Auslöser sind Warnungen, die der iranischen Revolutionsgarde zugeschrieben werden. Demnach könnten amerikanisch geführte Hochschulen Ziel möglicher Angriffe werden. Die US-Botschaft in Bagdad bestätigte entsprechende Hinweise und warnte ausdrücklich vor Gefahren für Universitäten in mehreren irakischen Städten, darunter Bagdad, Sulaymaniyah und Dohuk.
Die Botschaft sprach von konkreten Drohungen gegen amerikanische Bildungseinrichtungen in verschiedenen Teilen des Nahen Ostens. Auch Institutionen, die lediglich als mit den USA verbunden gelten, könnten demnach ins Visier geraten.

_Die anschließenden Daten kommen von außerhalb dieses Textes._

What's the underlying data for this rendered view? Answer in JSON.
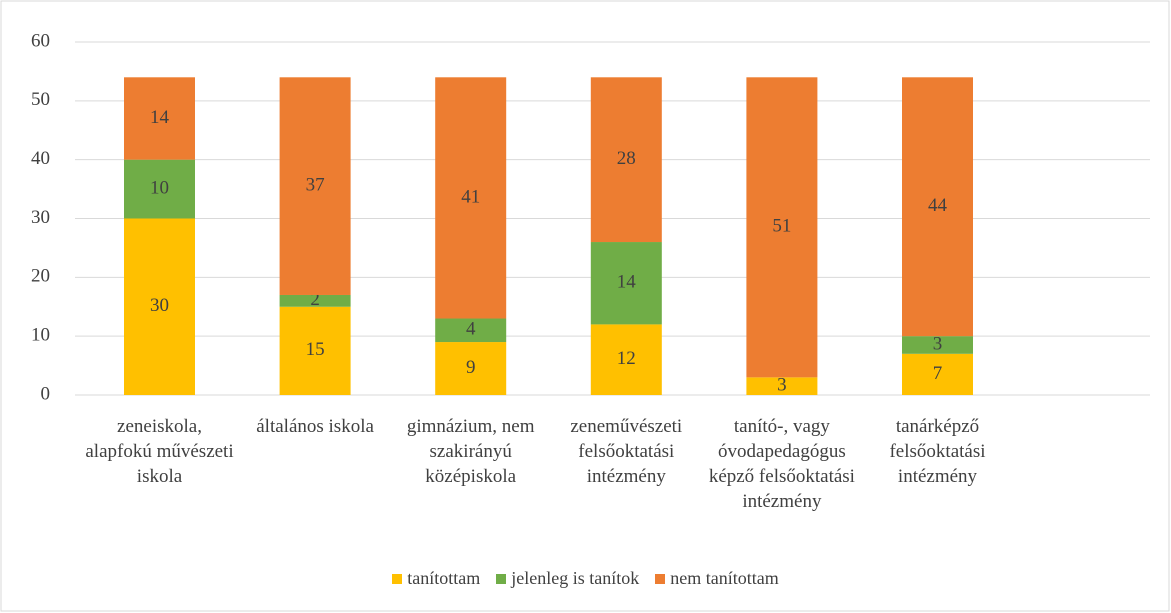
{
  "chart_data": {
    "type": "stacked_bar",
    "categories": [
      "zeneiskola, alapfokú művészeti iskola",
      "általános iskola",
      "gimnázium, nem szakirányú középiskola",
      "zeneművészeti felsőoktatási intézmény",
      "tanító-, vagy óvodapedagógus képző felsőoktatási intézmény",
      "tanárképző felsőoktatási intézmény"
    ],
    "series": [
      {
        "name": "tanítottam",
        "color": "#ffc000",
        "values": [
          30,
          15,
          9,
          12,
          3,
          7
        ]
      },
      {
        "name": "jelenleg is tanítok",
        "color": "#70ad47",
        "values": [
          10,
          2,
          4,
          14,
          0,
          3
        ]
      },
      {
        "name": "nem tanítottam",
        "color": "#ed7d31",
        "values": [
          14,
          37,
          41,
          28,
          51,
          44
        ]
      }
    ],
    "ylim": [
      0,
      60
    ],
    "yticks": [
      0,
      10,
      20,
      30,
      40,
      50,
      60
    ],
    "grid": true,
    "legend": "bottom"
  }
}
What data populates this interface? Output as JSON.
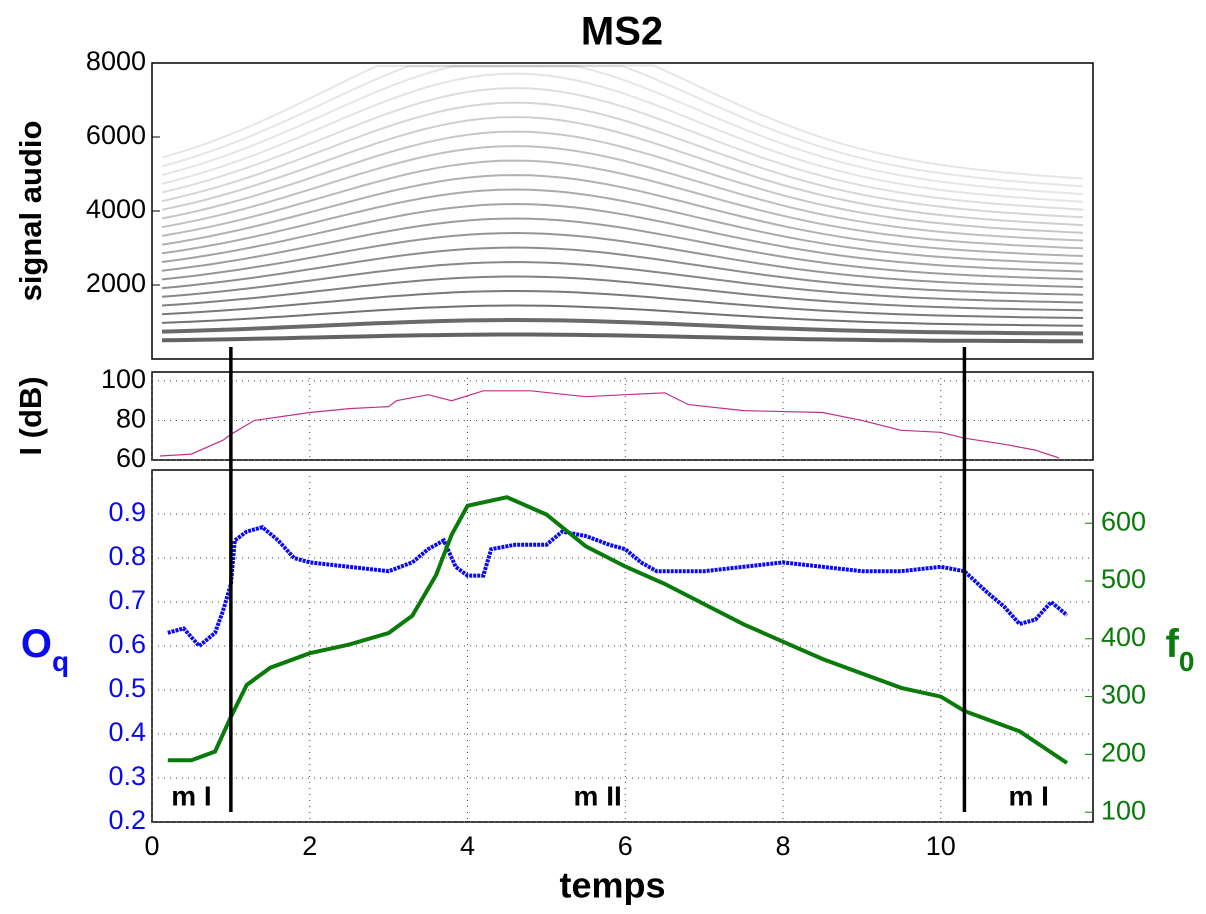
{
  "chart_data": [
    {
      "type": "spectrogram",
      "title": "MS2",
      "ylabel": "signal audio",
      "xlim": [
        0,
        11.93
      ],
      "ylim": [
        0,
        8000
      ],
      "yticks": [
        2000,
        4000,
        6000,
        8000
      ]
    },
    {
      "type": "line",
      "ylabel": "I (dB)",
      "xlim": [
        0,
        11.93
      ],
      "ylim": [
        60,
        104.5
      ],
      "yticks": [
        60,
        80,
        100
      ],
      "xticks": [
        0,
        2,
        4,
        6,
        8,
        10
      ],
      "grid": true,
      "x": [
        0.1,
        0.5,
        0.9,
        1.0,
        1.3,
        2.0,
        2.5,
        3.0,
        3.1,
        3.5,
        3.8,
        4.2,
        4.8,
        5.5,
        6.0,
        6.5,
        6.8,
        7.5,
        8.5,
        9.0,
        9.5,
        10.0,
        10.3,
        10.8,
        11.2,
        11.5
      ],
      "series": [
        {
          "name": "I",
          "color": "#c0308a",
          "values": [
            62,
            63,
            70,
            73,
            80,
            84,
            86,
            87,
            90,
            93,
            90,
            95,
            95,
            92,
            93,
            94,
            88,
            85,
            84,
            80,
            75,
            74,
            71,
            68,
            65,
            61
          ]
        }
      ]
    },
    {
      "type": "line",
      "xlabel": "temps",
      "ylabel": {
        "text": "O",
        "sub": "q"
      },
      "y2label": {
        "text": "f",
        "sub": "0"
      },
      "xlim": [
        0,
        11.93
      ],
      "ylim": [
        0.2,
        1.0
      ],
      "y2lim": [
        83,
        692
      ],
      "xticks": [
        0,
        2,
        4,
        6,
        8,
        10
      ],
      "yticks": [
        0.2,
        0.3,
        0.4,
        0.5,
        0.6,
        0.7,
        0.8,
        0.9
      ],
      "y2ticks": [
        100,
        200,
        300,
        400,
        500,
        600
      ],
      "grid": true,
      "boundaries": [
        1.0,
        10.3
      ],
      "regions": [
        "m I",
        "m II",
        "m I"
      ],
      "series": [
        {
          "name": "Oq",
          "color": "#0a0af0",
          "x": [
            0.2,
            0.4,
            0.6,
            0.8,
            0.9,
            1.0,
            1.05,
            1.2,
            1.4,
            1.6,
            1.8,
            2.0,
            2.5,
            3.0,
            3.3,
            3.5,
            3.7,
            3.85,
            4.0,
            4.2,
            4.3,
            4.6,
            5.0,
            5.2,
            5.5,
            5.8,
            6.0,
            6.2,
            6.4,
            7.0,
            7.5,
            8.0,
            8.5,
            9.0,
            9.5,
            10.0,
            10.3,
            10.6,
            10.8,
            11.0,
            11.2,
            11.4,
            11.6
          ],
          "values": [
            0.63,
            0.64,
            0.6,
            0.63,
            0.68,
            0.74,
            0.84,
            0.86,
            0.87,
            0.84,
            0.8,
            0.79,
            0.78,
            0.77,
            0.79,
            0.82,
            0.84,
            0.78,
            0.76,
            0.76,
            0.82,
            0.83,
            0.83,
            0.86,
            0.85,
            0.83,
            0.82,
            0.79,
            0.77,
            0.77,
            0.78,
            0.79,
            0.78,
            0.77,
            0.77,
            0.78,
            0.77,
            0.72,
            0.69,
            0.65,
            0.66,
            0.7,
            0.67
          ]
        },
        {
          "name": "f0",
          "color": "#0a7a0a",
          "axis": "y2",
          "x": [
            0.2,
            0.5,
            0.8,
            1.0,
            1.2,
            1.5,
            2.0,
            2.5,
            3.0,
            3.3,
            3.6,
            3.8,
            4.0,
            4.5,
            5.0,
            5.5,
            6.0,
            6.5,
            7.0,
            7.5,
            8.0,
            8.5,
            9.0,
            9.5,
            10.0,
            10.3,
            10.6,
            11.0,
            11.6
          ],
          "values": [
            190,
            190,
            205,
            265,
            320,
            350,
            375,
            390,
            410,
            440,
            510,
            580,
            630,
            645,
            615,
            560,
            525,
            495,
            460,
            425,
            395,
            365,
            340,
            315,
            300,
            275,
            260,
            240,
            185
          ]
        }
      ]
    }
  ]
}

Erste Konsequenzen folgten umgehend: Die American University of Beirut stellte den Betrieb auf ihrem Campus in Beirut vorübergehend ein und wechselte in den Online-Modus. Auch die Georgetown University schloss ihr Gebäude in Katar bis auf Weiteres. Beide Einrichtungen betonten, es gebe keine konkreten Hinweise auf unmittelbare Angriffe – man handle aus Vorsicht.
Die Drohungen stehen offenbar im Zusammenhang mit der aktuellen militärischen Eskalation zwischen den USA, Israel und Iran. Teheran spricht von Vergeltung für Luftangriffe, bei denen nach eigenen Angaben auch Universitäten im Iran getroffen worden seien.
Die Unsicherheit erfasst inzwischen die gesamte Region. Mehrere US-Hochschulen betreiben Standorte im Nahen Osten, darunter auch New York University in den Vereinigten Arabischen Emiraten. Dort wurde der Lehrbetrieb bereits zuvor auf дистанzierte Formate umgestellt.
Parallel verschärfen die USA ihre Reisehinweise. Das Außenministerium rät amerikanischen Staatsbürgern zur Ausreise aus zahlreichen Ländern der Region. In vielen Staaten gilt inzwischen die höchste oder zweithöchste Sicherheitswarnstufe.
Die Entwicklung zeigt, wie weitreichend die aktuelle Eskalation inzwischen ist. Längst sind nicht mehr nur militärische Ziele betroffen – auch zivile Einrichtungen wie Universitäten geraten zunehmend in den Fokus geopolitischer Konflikte.